After leaving the circus, Belzoni, his wife Sarah, and their Irish servant James Curtin traveled to Portugal and to Spain in accordance with contracts of employment as a circus strongman. From there Belzoni continued to Egypt. While in Cairo he offered his invention of a hydraulic machine to Mehmet Ali Pasha. Though this invention did seem to increase the availability of water Belzoni's invention was not taken up by Mehmet Ali Pasha. Belzoni became fascinated by Cairo and Egypt, he adopted local dress and grew a substantial beard.



Young Memnon

Luckily, Belzoni met up with his old patron Henry Salt who was now British Consul General to the court of Mehmet Ali.
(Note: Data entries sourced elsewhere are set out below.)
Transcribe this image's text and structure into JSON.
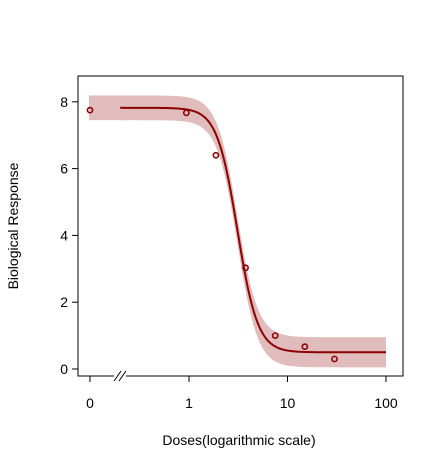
{
  "chart_data": {
    "type": "line",
    "xlabel": "Doses(logarithmic scale)",
    "ylabel": "Biological Response",
    "x_scale": "log",
    "xlim": [
      0.1,
      100
    ],
    "ylim": [
      0,
      8
    ],
    "x_ticks": [
      {
        "value": 0,
        "label": "0"
      },
      {
        "value": 1,
        "label": "1"
      },
      {
        "value": 10,
        "label": "10"
      },
      {
        "value": 100,
        "label": "100"
      }
    ],
    "y_ticks": [
      0,
      2,
      4,
      6,
      8
    ],
    "axis_break": true,
    "grid": false,
    "observed_points": [
      {
        "x": 0,
        "y": 7.75
      },
      {
        "x": 0.94,
        "y": 7.67
      },
      {
        "x": 1.875,
        "y": 6.4
      },
      {
        "x": 3.75,
        "y": 3.03
      },
      {
        "x": 7.5,
        "y": 1.0
      },
      {
        "x": 15,
        "y": 0.67
      },
      {
        "x": 30,
        "y": 0.3
      }
    ],
    "fitted_curve": {
      "model": "log-logistic",
      "upper": 7.82,
      "lower": 0.5,
      "ed50": 3.1,
      "slope": 4.2,
      "x_range": [
        0.2,
        100
      ]
    },
    "confidence_band": {
      "half_width_at_upper": 0.37,
      "half_width_at_lower": 0.45,
      "half_width_mid": 0.3
    },
    "colors": {
      "curve": "#8b0000",
      "band": "#e0bcbc",
      "points": "#8b0000"
    }
  }
}
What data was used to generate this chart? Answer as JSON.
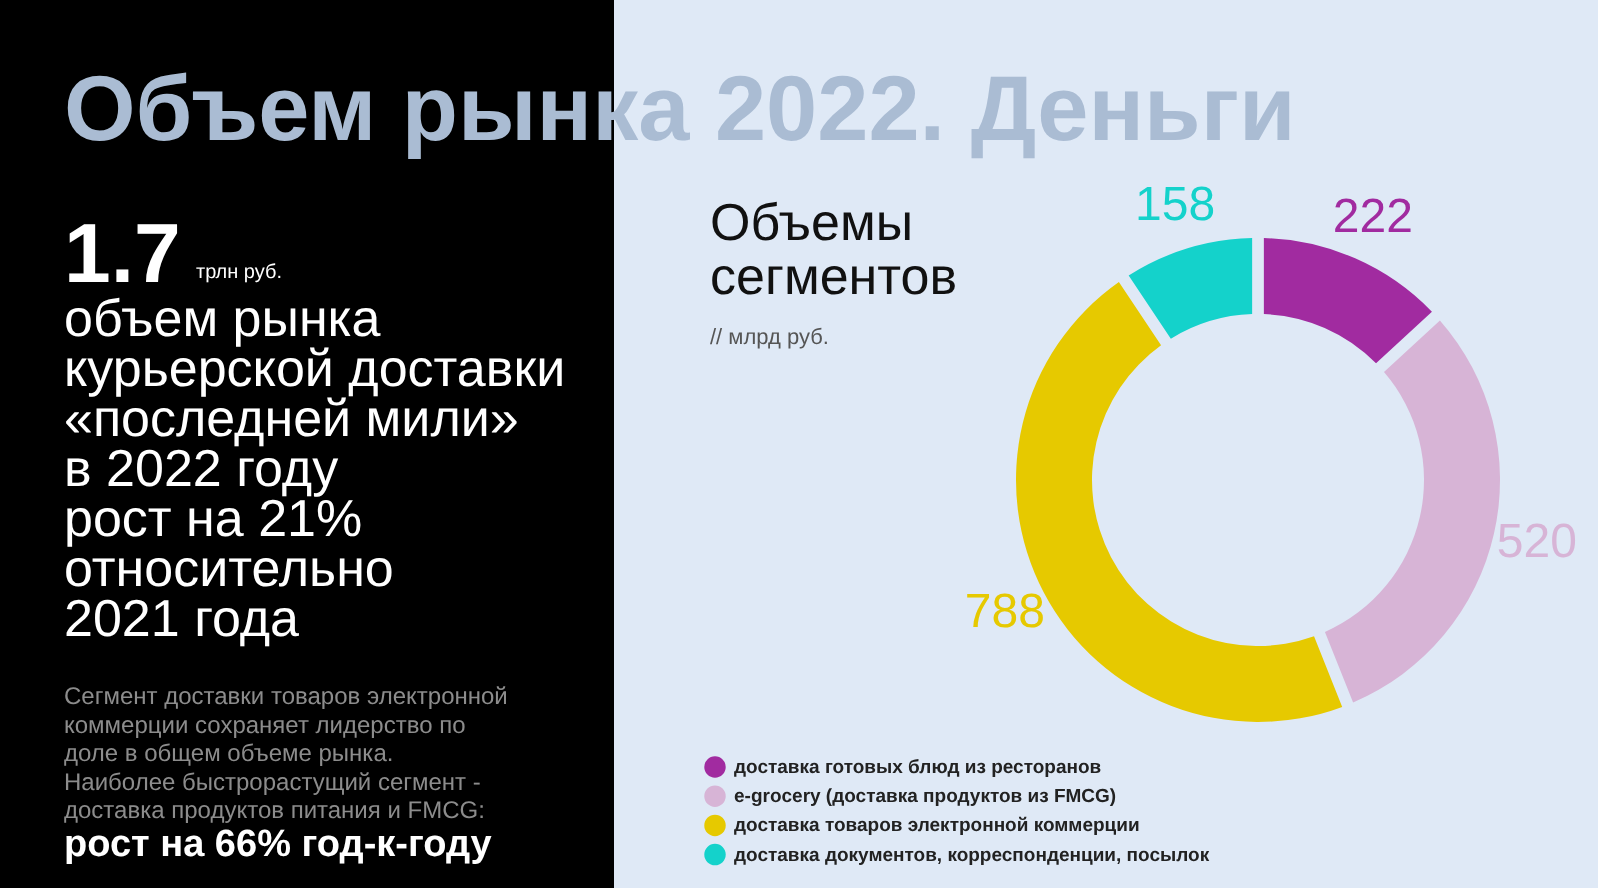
{
  "chart_data": {
    "type": "donut",
    "title": "Объем рынка 2022. Деньги",
    "subtitle": "Объемы\nсегментов",
    "categories": [
      "доставка готовых блюд из ресторанов",
      "e-grocery (доставка продуктов из FMCG)",
      "доставка товаров электронной коммерции",
      "доставка документов, корреспонденции, посылок"
    ],
    "values": [
      222,
      520,
      788,
      158
    ],
    "colors": [
      "#a12ba0",
      "#d7b4d6",
      "#e6c900",
      "#14d2cb"
    ],
    "data_labels": true,
    "legend": "bottom left",
    "annotations": [
      "// млрд руб.",
      "1.7",
      "трлн руб.",
      "объем рынка\nкурьерской доставки\n«последней мили»\nв 2022 году\nрост на 21%\nотносительно\n2021 года",
      "Сегмент доставки товаров электронной\nкоммерции сохраняет лидерство по\nдоле в общем объеме рынка.\nНаиболее быстрорастущий сегмент -\nдоставка продуктов питания и FMCG:",
      "рост на 66% год-к-году"
    ]
  }
}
Salt convinced Belzoni to gather treasures and discover finds to send back to the British museum. Belzoni quickly left for Thebes “to remove the colossal stone head of Ramses II as a young man (The Young Memnon) to be delivered to the British museum.” The task at hand required much manpower because this head alone proved to weigh over 7 tons. It was this immense weight that had in fact contributed to the stone head being theoretically available for collection as it had inherently proved an impossible difficulty for others who had seriously attempted to "collect" it for transportation.

For the next few years, Belzoni would do things that few or no one had done. He was charged with the difficult task of moving the two seated statues of Ramses II from Luxor to the British Museum. In 1817, he traveled to the Valley of Kings and discovered the tombs of Amenhotep III, Ramses I, Merneptah and Ay. While investigating these tombs he spotted indications of another royal tomb near the tomb of Ramses I. Eighteen feet below the surface of the ground, Belzoni discovered the entrance to the sepulchre of Seti I, Ramses I's son. This tomb has frequently been referred to as "Belzoni's tomb" in tribute to this discovery

In the following year of 1818, Belzoni was the first person in modern times to enter the innermost chambers of the pyramid of Khafre at Giza. The entrance area had been deliberately confused by its designers with false passages and chambers. Belzoni used “his engineering genius to locate the entrance to the inner chambers...” Belzoni was also the first European to visit the oasis of Siwah and to identify the ruined city of Berenice on the Red Sea. In 1819, Belzoni returned to England. A year later in 1820, he published a book that made him quite famous. It was entitled Narrative of the Operations and Recent Discoveries Within the Pyramids, Temples, Tombs, and Excavations in Egypt and Nubia. this work is credited as being the first English research in Egyptology. Three editions of the book were published and it was received with great interest.

On May 1, 1921, Belzoni got an opportunity to share his finds. A great exhibition called Egyptian Hall was set up in Piccadilly near Piccadilly Circus. This room reflected Belzoni’s expeditions and contained plaster casts from the tomb of Seti I.

While on an excavation to Timbuktu in north western Africa , Belzoni caught dysentery and died on December 3, 1823 at Gato in Benin. He was buried under an Arasma tree in Gwata, a nearby village.

Belzoni was no intellectual scholar, he was an amateur archaeologist. As an explorer he was motivated by finding hidden treasure so that he could sell the artifacts to collectors. His methods were often destructive and quite unorthodox but his discoveries laid the foundation for the scientific study of Egyptology.
From this point of view, Howard Carter summed up Belzoni as "one of the most remarkable men in the entire history of Archaeology."